Brooklyn’s BODY LANGUAGE makes some of the most undeniable music you’ve heard of late: it’s catchy without offending your intelligence, it makes you dance without making you feel like a spazz while doing so and while saying that someone is garnering comparisons to “early Madonna, the disco label Prelude’s 1982 output, and CSS doing an impression of Dr Buzzard’s Original Savannah Band” is basically asking for trouble, in their case it’s pretty true and therefore ok.

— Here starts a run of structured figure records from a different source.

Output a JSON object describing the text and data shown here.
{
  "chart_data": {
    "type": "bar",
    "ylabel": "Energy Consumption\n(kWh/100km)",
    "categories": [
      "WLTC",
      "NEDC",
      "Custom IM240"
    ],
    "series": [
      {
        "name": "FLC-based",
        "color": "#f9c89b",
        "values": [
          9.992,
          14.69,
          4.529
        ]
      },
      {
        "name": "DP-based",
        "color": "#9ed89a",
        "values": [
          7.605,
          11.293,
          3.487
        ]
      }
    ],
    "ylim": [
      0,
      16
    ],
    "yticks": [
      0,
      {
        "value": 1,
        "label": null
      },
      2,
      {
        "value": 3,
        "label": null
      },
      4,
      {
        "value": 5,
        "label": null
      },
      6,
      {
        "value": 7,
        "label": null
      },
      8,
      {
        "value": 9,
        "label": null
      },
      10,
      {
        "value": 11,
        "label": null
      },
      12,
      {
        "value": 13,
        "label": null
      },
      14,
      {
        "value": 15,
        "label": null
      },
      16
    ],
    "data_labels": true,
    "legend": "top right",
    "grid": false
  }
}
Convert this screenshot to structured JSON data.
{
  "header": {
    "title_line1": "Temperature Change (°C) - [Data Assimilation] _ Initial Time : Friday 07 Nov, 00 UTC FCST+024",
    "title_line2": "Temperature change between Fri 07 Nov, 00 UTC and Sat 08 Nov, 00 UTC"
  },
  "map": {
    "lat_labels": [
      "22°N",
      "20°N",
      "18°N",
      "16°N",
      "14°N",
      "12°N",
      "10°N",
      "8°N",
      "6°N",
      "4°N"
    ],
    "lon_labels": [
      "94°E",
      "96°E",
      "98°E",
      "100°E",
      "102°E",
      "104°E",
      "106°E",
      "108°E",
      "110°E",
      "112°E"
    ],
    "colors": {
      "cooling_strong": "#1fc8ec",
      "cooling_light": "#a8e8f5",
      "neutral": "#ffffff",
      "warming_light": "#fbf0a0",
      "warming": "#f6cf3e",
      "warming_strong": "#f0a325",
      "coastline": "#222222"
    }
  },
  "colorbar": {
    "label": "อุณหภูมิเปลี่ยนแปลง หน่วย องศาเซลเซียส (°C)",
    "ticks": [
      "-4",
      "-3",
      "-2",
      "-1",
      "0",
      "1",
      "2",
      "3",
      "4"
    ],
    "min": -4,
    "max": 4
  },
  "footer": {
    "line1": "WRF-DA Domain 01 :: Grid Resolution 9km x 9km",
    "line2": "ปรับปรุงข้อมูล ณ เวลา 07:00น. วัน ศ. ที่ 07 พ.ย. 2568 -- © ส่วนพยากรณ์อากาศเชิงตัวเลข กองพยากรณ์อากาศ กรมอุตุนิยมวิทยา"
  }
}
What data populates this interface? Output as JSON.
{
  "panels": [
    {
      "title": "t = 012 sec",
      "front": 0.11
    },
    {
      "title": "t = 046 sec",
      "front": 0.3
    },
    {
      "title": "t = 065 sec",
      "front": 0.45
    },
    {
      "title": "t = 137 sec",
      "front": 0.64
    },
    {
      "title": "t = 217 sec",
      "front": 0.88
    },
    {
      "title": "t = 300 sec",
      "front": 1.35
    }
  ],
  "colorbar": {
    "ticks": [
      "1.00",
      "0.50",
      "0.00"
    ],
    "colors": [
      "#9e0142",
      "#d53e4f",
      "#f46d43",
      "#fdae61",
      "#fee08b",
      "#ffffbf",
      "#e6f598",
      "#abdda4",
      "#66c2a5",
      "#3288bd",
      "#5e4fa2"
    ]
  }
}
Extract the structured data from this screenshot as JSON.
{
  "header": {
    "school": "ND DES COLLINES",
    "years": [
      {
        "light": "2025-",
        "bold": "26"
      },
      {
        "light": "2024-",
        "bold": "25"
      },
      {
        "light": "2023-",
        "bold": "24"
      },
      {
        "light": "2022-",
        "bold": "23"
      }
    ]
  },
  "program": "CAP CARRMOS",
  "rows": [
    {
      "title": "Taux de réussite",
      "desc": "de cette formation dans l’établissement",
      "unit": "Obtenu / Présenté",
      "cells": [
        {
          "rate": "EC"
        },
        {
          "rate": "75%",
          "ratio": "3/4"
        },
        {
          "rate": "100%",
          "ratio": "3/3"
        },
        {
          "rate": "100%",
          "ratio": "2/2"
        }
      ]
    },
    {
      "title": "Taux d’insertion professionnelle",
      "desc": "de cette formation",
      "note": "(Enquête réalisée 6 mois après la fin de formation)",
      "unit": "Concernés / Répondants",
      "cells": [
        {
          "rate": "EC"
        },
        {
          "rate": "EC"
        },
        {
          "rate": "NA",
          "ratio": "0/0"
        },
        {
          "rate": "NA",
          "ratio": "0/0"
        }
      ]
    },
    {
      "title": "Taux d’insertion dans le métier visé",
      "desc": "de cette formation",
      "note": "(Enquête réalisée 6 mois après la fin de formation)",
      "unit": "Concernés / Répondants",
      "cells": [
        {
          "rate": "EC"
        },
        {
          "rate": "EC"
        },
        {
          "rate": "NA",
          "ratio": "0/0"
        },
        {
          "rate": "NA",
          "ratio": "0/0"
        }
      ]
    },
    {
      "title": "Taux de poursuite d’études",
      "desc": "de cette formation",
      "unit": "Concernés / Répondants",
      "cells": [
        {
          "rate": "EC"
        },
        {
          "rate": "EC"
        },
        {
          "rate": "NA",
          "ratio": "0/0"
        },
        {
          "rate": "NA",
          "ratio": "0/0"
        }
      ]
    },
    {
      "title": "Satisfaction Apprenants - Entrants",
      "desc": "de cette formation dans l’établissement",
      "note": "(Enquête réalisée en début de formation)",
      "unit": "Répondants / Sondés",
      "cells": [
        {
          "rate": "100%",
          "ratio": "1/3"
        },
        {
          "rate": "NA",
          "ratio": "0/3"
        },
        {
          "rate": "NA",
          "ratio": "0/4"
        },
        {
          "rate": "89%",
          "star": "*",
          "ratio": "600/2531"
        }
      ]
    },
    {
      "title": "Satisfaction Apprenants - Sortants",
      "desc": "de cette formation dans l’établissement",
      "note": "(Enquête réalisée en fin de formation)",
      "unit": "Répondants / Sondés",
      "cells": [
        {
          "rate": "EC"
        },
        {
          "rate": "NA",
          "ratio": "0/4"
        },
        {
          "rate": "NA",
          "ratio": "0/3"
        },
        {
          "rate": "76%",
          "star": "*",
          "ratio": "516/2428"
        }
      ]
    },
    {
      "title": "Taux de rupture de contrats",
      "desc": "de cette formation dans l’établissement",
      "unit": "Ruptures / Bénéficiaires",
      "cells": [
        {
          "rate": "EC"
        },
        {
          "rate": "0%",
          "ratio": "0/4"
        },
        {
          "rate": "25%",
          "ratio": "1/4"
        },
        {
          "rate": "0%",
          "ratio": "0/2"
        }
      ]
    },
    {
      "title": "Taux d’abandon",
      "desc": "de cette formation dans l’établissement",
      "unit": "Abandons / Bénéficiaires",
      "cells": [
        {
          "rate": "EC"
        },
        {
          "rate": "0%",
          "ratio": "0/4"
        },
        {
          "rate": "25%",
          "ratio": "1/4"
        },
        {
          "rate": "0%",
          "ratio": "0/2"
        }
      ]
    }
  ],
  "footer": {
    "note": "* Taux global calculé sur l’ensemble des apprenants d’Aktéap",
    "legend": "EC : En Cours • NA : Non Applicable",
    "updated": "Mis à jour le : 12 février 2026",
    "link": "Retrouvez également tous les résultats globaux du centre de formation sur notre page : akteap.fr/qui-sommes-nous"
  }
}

They’ll be at U Street Music Hall for ALL THINGS GOLD TONIGHT and hey, we think you should go. Here are some hot jams from their SOCIAL STUDIES record with commentary from Angelica, to get you in the mood in the meantime:
We chose this be our opening track of the album for a special reason. It’s a heavy slow jam that begins with our lovely womp breathing poly synth and a snare that kicks in so nicely. I think one of my favorite qualities of this song is how subtle our vocals remain throughout the whole song. I remember listening back and wondering, ‘Am I whispering or singing?” Matt definitely had Smokey Robinson in his brain when he wrote this one. We felt that this song would be a great introduction to our rainbow of tracks throughout the album.
Social Studies
This track is kind of like our anthem. It’s about the rebirth of our youth and where it’s taking us so far. But it all honesty, it’s about my animosity for the bar scene in Williamsburg. It’s a very playful song so I wrote about how our playtime is no longer. We have succumbed to this drunkenly pompous lifestyle which we think is boring. But the sound is obviously the contrary. The boys have a plethora of Hawaiian records that definitely influence the foundation of this track. The synth that leads into the post chorus sounds like lazers in Star Wars which is recreated with vocoder a glockenspiel in the live performance (my favorite part!). We knew we couldn’t make a tropical record because we had written all these other great tracks that were not tropical. But we knew the song itself defined us in someway which is why we all chose sing along in the chorus. That includes Ian our drummer and Grant our ‘bleep bloop’ master.
Falling Out
If we could bring anyone back to life it would definitely be MJ. I feel like we wrote this track in preparation for his resurrection. The opening baseline is heavily inspired by Off the Wall which I believe is even in the same key. As we progress in writing this style of music Falling Out is our first disco driven track and is one of our oldest tracks. We’ve been performing different variations of it since the band started. Matt says, “it’s a shifty disco track about a shifty lady that stole my heart.” We’ve now been performing the Baltimore extension in our live set leaving room for a crazy percussive breakdown in the bridge. “Sandwiches” used to be our lash-out track but Falling Out might have stepped it up.
Holiday
Holiday is like a sugar rush of pop. We definitely kept this one bubbly with the doo-woop claps in the bridge. I’m almost positive we recorded in the bathroom of our studio. They have the best acoustics, right? This song was written is probably the laziest way possible. The guys had just written this tamborine banging beat and all I could really write about was laying around being stoned. So I think the bounciness of this song counteracts well with the general meaning: we like smoke weed. the end.